Angolano, a 22-year-old mechanical engineering technology major
at Oklahoma State University, always liked breaking things.
"I tell people that what I do for a living is break stuff
because I'm a component engineer," he says.
As an engineering co-op student
at Mercury Marine's testing facility in Stillwater, Okla.,
Angolano works on pushing the limits of the components that
make up the inboards and stern drives assembled at the plant.
"We test the components before or after they go on the
boat," Angolano says. "That's something I enjoy
As a fourth year student at OSU,
Angolano participates in the school's engineering co-op program
that allows students like him to gain experience in the real
world while pursuing their studies. Always interested in the
mechanics of the world around him, Angolano knew mechanical
engineering was right for him. "It just always fit,"

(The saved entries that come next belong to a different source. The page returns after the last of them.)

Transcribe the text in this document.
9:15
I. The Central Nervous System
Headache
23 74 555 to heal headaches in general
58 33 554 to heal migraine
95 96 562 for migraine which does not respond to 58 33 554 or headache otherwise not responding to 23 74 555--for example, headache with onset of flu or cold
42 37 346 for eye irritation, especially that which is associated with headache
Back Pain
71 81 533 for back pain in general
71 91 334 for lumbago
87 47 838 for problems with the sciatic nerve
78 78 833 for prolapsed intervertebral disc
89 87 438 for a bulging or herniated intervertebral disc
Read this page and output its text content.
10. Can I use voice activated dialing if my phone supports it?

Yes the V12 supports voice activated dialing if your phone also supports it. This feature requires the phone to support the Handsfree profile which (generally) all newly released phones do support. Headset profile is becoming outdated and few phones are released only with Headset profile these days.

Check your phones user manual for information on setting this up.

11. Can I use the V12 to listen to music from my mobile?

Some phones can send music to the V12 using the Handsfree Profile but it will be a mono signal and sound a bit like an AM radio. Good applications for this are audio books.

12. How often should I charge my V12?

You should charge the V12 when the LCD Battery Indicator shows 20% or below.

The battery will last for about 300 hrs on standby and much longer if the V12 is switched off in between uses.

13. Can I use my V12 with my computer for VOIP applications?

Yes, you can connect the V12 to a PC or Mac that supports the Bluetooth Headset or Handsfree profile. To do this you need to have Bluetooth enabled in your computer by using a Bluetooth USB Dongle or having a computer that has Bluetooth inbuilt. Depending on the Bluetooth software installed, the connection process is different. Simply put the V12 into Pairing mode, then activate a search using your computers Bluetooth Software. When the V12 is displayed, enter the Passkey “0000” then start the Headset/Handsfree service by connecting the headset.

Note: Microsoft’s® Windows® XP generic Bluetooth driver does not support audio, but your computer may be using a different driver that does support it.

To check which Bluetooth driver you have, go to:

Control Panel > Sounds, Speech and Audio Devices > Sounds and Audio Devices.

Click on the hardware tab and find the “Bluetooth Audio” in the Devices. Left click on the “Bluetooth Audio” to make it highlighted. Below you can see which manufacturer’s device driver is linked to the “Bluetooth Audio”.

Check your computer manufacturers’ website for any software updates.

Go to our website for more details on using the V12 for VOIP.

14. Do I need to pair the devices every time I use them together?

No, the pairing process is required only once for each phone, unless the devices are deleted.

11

he says. "When I was younger we used to play with Legos
and I always ripped my toys apart to find out how they worked--to
see what the gears do. Most of the time I'd break them."
Angolano doesn't get in trouble
for breaking things anymore. It's all part of the job.
Sometimes he and other engineers
at the plant have to take their testing elsewhere. He says
that when working for a subsidiary of Mercury Marine, MerCruiser,
this can mean a trip out to a nearby lake to put a ski boat
through the paces.
Angolano's position in the testing
division requires him to have a detailed knowledge of computers
and mathematics. His supervisor, test engineer Tim Lowery,
said that he encourages his co-ops to be active in their pursuit
In addition to his responsibilities
at MerCruiser, Angolano is involved with a number of professional
organizations on the student level. He is a co-chair of OSU's
chapter of the Society of Manufacturing Engineers, the vice
president of the American Society of Mechanical Engineers
and a member of the Fluid Power Society at school. He says
that his experiences with these groups and at work have helped
him to grow as an engineer.
"We are focusing a lot in
engineering on groups and presentations and working with people
even if you might not like them," Angolano says. "There
is a group atmosphere in engineering work these days, such
as getting other people's perspectives on a project. That's
why this is a great preparation for the workforce."
According to OSU's co-op coordinator
Cathy Southwick, a student has never complained to her about
their co-op experience at OSU. This is in spite of the fact
that it can sometimes add year to their studies. "It
makes theory more real," she says. "Most students
report that their grades are better."
The accumulation of that new knowledge
is aided by a head start, Angolano says.
"There is a great learning
curve when you first start a job," he says. "They
say it takes three years to learn a job. Doing what we're
doing with the co-op, it's drastically cutting that down.
You come out here and work and by the time you graduate you
already have had a year and a half of work."